The worst thing to do is to sit home and cry woe is me. Help people with similar health issues get through their day. It will be rewarding and will help you remain stable.

Stay safe and healthy!

A small victory

This short is a victory update for people with Type 1 diabetes. Congress passed a bill to cap insulin price for diabetics on medicare to 35.00.

There are still millions in this country who can barely afford this life saving medication, and those who can’t.

Make sure you get out and vote for all offices. Local state and federal. You can also contact the American Diabetes Association and any and all local and online groups to find ways to make your voice heard.

It’s a good victory for some, but so many more need this life saving medication. I join other diabetic blogs who support real change to pharmaceutical price gauging. Let’s hope someday everyone can afford this medication.

Stay safe and healthy!

Staying focused

The hardest thing for a diabetic is follow your diet religiously. Any interruption of your normal daily routine can alter your health.

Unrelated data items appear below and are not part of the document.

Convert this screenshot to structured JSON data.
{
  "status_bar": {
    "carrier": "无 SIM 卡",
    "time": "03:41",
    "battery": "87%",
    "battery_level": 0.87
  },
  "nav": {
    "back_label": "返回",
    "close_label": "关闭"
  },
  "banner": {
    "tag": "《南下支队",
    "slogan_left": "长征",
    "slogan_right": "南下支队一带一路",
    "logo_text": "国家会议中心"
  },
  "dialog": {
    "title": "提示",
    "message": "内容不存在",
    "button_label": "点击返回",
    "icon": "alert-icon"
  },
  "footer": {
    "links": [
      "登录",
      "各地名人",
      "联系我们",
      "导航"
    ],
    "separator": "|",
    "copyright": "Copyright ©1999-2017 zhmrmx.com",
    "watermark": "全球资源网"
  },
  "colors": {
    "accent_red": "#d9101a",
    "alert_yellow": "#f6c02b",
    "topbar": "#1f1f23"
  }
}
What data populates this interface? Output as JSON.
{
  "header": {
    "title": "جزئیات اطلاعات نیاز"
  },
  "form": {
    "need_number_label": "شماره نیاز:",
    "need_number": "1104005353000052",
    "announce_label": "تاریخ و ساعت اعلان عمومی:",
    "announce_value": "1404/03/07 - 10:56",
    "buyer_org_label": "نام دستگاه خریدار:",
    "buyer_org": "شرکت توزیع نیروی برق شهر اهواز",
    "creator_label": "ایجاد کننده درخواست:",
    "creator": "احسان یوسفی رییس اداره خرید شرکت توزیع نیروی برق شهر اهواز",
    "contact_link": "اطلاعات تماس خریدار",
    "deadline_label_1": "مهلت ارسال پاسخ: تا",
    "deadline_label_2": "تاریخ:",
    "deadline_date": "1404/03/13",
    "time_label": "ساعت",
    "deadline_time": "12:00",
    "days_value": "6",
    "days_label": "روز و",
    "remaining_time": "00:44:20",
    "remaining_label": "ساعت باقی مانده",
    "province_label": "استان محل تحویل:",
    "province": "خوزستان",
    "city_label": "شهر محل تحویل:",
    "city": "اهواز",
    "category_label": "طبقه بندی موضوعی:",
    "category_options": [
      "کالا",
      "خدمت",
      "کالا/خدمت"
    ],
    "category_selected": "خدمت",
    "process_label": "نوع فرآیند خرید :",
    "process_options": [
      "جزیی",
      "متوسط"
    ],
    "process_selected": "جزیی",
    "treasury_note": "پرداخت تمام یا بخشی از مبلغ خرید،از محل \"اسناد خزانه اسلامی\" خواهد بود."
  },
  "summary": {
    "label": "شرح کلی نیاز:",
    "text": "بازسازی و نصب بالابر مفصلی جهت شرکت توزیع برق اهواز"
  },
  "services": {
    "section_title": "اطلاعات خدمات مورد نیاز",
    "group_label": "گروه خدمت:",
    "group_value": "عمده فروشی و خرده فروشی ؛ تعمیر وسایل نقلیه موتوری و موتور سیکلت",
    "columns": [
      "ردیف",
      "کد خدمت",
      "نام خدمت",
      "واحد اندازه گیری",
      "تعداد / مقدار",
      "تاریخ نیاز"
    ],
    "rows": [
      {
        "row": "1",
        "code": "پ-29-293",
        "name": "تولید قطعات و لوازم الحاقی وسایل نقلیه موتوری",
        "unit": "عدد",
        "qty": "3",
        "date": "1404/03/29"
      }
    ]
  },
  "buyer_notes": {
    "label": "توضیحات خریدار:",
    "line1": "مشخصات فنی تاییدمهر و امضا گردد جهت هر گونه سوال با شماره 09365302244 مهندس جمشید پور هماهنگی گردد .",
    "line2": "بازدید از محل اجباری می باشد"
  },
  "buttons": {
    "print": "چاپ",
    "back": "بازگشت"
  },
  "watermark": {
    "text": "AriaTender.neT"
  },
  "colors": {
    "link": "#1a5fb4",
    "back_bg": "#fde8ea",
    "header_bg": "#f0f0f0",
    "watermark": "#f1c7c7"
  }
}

It could be a sweet dessert from a party, that could lead to another sweet dessert or candy. You may check your glucose levels and find a scary drop one part of your day.

I’ve controlled my glucose level quite well since being out of the hospital and physical therapy. My A1C has ranged 5.0-5.7. A few weeks ago my level was as low as 60 and I proceeded to eat some sugary candy to raise level back above 70 and it did. Before I checked the level I ate some sugary candy, a bit of cheating and it must have made my sugar level crash and burn.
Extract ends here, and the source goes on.